JEFFERSON CITY, Mo. — Missouri’s Joint Committee on Education is preparing for a pair of summer meetings addressing both the state’s various college scholarship programs and the work groups created to develop new education standards in place of common core.

On July 21, the Joint Committee on Education will review a yearlong analysis of the state’s various scholarship programs for public universities. Sen. Gary Romine, the committee vice chairman, told The Missouri Times that he commissioned the evaluation to examine the “return on investment” Missourians were getting from higher education.

“If say the Bright Flight fund is retaining our best students here and those students are staying here in Missouri for their employment, that’s money well spent,” Romine said. “We’d like to have more data on those dollars and how it’s benefiting our state.”

Romine said lawmakers needed as much information as they could get on how scholarships to students potentially benefited the state economically when making budget decisions and other considerations.

In August, the committee meets again to discuss potentially sweeping changes to Missouri’s education standards. Last year, Missouri lawmakers passed a bill that Gov. Jay Nixon signed that supporters said would block implementation of “common core” standards in the state. HB 1490 requires the state board of education to convene work groups of education professionals to develop and recommend new academic standards to the committee and the board by October of 2015.
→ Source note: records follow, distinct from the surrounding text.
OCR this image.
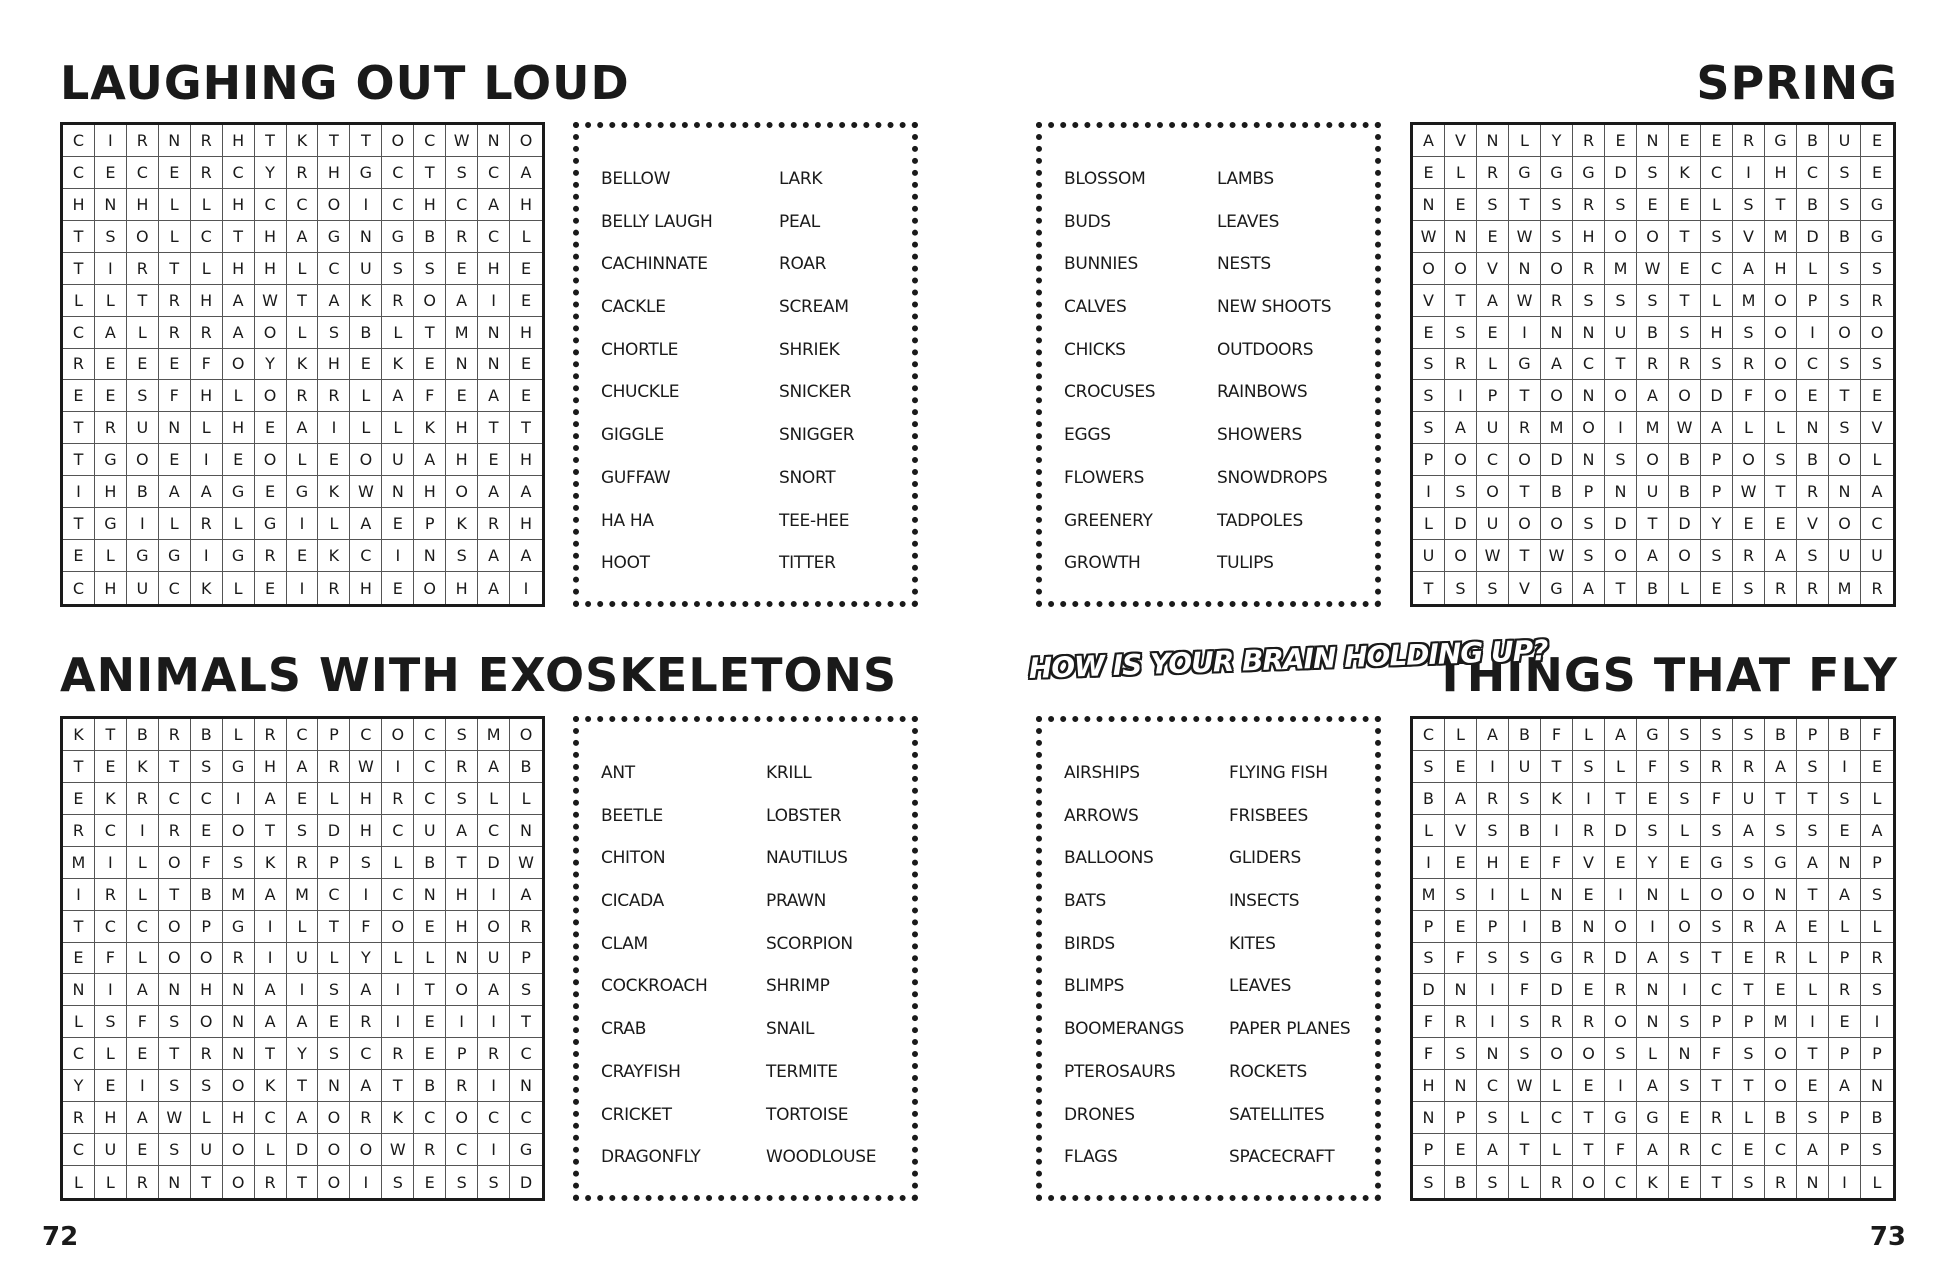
LAUGHING OUT LOUD	SPRING
ANIMALS WITH EXOSKELETONS	THINGS THAT FLY
HOW IS YOUR BRAIN HOLDING UP?
C	I	R	N	R	H	T	K	T	T	O	C	W	N	O
C	E	C	E	R	C	Y	R	H	G	C	T	S	C	A
H	N	H	L	L	H	C	C	O	I	C	H	C	A	H
T	S	O	L	C	T	H	A	G	N	G	B	R	C	L
T	I	R	T	L	H	H	L	C	U	S	S	E	H	E
L	L	T	R	H	A	W	T	A	K	R	O	A	I	E
C	A	L	R	R	A	O	L	S	B	L	T	M	N	H
R	E	E	E	F	O	Y	K	H	E	K	E	N	N	E
E	E	S	F	H	L	O	R	R	L	A	F	E	A	E
T	R	U	N	L	H	E	A	I	L	L	K	H	T	T
T	G	O	E	I	E	O	L	E	O	U	A	H	E	H
I	H	B	A	A	G	E	G	K	W	N	H	O	A	A
T	G	I	L	R	L	G	I	L	A	E	P	K	R	H
E	L	G	G	I	G	R	E	K	C	I	N	S	A	A
C	H	U	C	K	L	E	I	R	H	E	O	H	A	I
A	V	N	L	Y	R	E	N	E	E	R	G	B	U	E
E	L	R	G	G	G	D	S	K	C	I	H	C	S	E
N	E	S	T	S	R	S	E	E	L	S	T	B	S	G
W	N	E	W	S	H	O	O	T	S	V	M	D	B	G
O	O	V	N	O	R	M	W	E	C	A	H	L	S	S
V	T	A	W	R	S	S	S	T	L	M	O	P	S	R
E	S	E	I	N	N	U	B	S	H	S	O	I	O	O
S	R	L	G	A	C	T	R	R	S	R	O	C	S	S
S	I	P	T	O	N	O	A	O	D	F	O	E	T	E
S	A	U	R	M	O	I	M	W	A	L	L	N	S	V
P	O	C	O	D	N	S	O	B	P	O	S	B	O	L
I	S	O	T	B	P	N	U	B	P	W	T	R	N	A
L	D	U	O	O	S	D	T	D	Y	E	E	V	O	C
U	O	W	T	W	S	O	A	O	S	R	A	S	U	U
T	S	S	V	G	A	T	B	L	E	S	R	R	M	R
K	T	B	R	B	L	R	C	P	C	O	C	S	M	O
T	E	K	T	S	G	H	A	R	W	I	C	R	A	B
E	K	R	C	C	I	A	E	L	H	R	C	S	L	L
R	C	I	R	E	O	T	S	D	H	C	U	A	C	N
M	I	L	O	F	S	K	R	P	S	L	B	T	D	W
I	R	L	T	B	M	A	M	C	I	C	N	H	I	A
T	C	C	O	P	G	I	L	T	F	O	E	H	O	R
E	F	L	O	O	R	I	U	L	Y	L	L	N	U	P
N	I	A	N	H	N	A	I	S	A	I	T	O	A	S
L	S	F	S	O	N	A	A	E	R	I	E	I	I	T
C	L	E	T	R	N	T	Y	S	C	R	E	P	R	C
Y	E	I	S	S	O	K	T	N	A	T	B	R	I	N
R	H	A	W	L	H	C	A	O	R	K	C	O	C	C
C	U	E	S	U	O	L	D	O	O	W	R	C	I	G
L	L	R	N	T	O	R	T	O	I	S	E	S	S	D
C	L	A	B	F	L	A	G	S	S	S	B	P	B	F
S	E	I	U	T	S	L	F	S	R	R	A	S	I	E
B	A	R	S	K	I	T	E	S	F	U	T	T	S	L
L	V	S	B	I	R	D	S	L	S	A	S	S	E	A
I	E	H	E	F	V	E	Y	E	G	S	G	A	N	P
M	S	I	L	N	E	I	N	L	O	O	N	T	A	S
P	E	P	I	B	N	O	I	O	S	R	A	E	L	L
S	F	S	S	G	R	D	A	S	T	E	R	L	P	R
D	N	I	F	D	E	R	N	I	C	T	E	L	R	S
F	R	I	S	R	R	O	N	S	P	P	M	I	E	I
F	S	N	S	O	O	S	L	N	F	S	O	T	P	P
H	N	C	W	L	E	I	A	S	T	T	O	E	A	N
N	P	S	L	C	T	G	G	E	R	L	B	S	P	B
P	E	A	T	L	T	F	A	R	C	E	C	A	P	S
S	B	S	L	R	O	C	K	E	T	S	R	N	I	L
BELLOW
BELLY LAUGH
CACHINNATE
CACKLE
CHORTLE
CHUCKLE
GIGGLE
GUFFAW
HA HA
HOOT
LARK
PEAL
ROAR
SCREAM
SHRIEK
SNICKER
SNIGGER
SNORT
TEE-HEE
TITTER
BLOSSOM
BUDS
BUNNIES
CALVES
CHICKS
CROCUSES
EGGS
FLOWERS
GREENERY
GROWTH
LAMBS
LEAVES
NESTS
NEW SHOOTS
OUTDOORS
RAINBOWS
SHOWERS
SNOWDROPS
TADPOLES
TULIPS
ANT
BEETLE
CHITON
CICADA
CLAM
COCKROACH
CRAB
CRAYFISH
CRICKET
DRAGONFLY
KRILL
LOBSTER
NAUTILUS
PRAWN
SCORPION
SHRIMP
SNAIL
TERMITE
TORTOISE
WOODLOUSE
AIRSHIPS
ARROWS
BALLOONS
BATS
BIRDS
BLIMPS
BOOMERANGS
PTEROSAURS
DRONES
FLAGS
FLYING FISH
FRISBEES
GLIDERS
INSECTS
KITES
LEAVES
PAPER PLANES
ROCKETS
SATELLITES
SPACECRAFT
72	73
The success of the work groups has varied heavily. In some areas, there appears to be general consensus on recommending new standards. But some groups have broken down completely. A group looking at standards for upper level English education fractured completely into two groups, only one of which is “officially” recognized by the state board, even though they both continue to meet. Some groups have seen members change due to serious disagreements over new education standards.

Rep. David Wood, chairman of the joint committee, said that while some groups have been dysfunctional, they have overshadowed the relatively smooth workings of most of the working groups.

Wood invited the chair of each work group to the August meeting to essentially give the committee a “general idea” about the standards they plan to recommend in October.

“If we drastically change standards and everything, you’re looking at a significant burden for our teachers,” Wood said. “So we need to come together and talk about what is coming, have a united front, and see where they are at in the process.”

While the state board is not obligated to accept any of the work group recommendations, Wood said the ones that ran smoothly would likely be given “serious consideration.”

“The workgroups that are more dysfunctional and don’t come up with a workable product, there’s no way to take that into consideration,” Wood said. “[The state board] isn’t going to take a piecemeal approach, they won’t spend a lot of time picking and choosing from those. The committee’s that were functional I think will present some standards the board may very well adopt.”

Wood emphasized that the work groups were merely recommending standards, not reading lists, testing methods, or writing curriculum for schools. Wood said the committee would hear from the work groups as well as from DESE, but likely would not be taking public comments.

“I’d rather be proactive than reactive,” Wood said.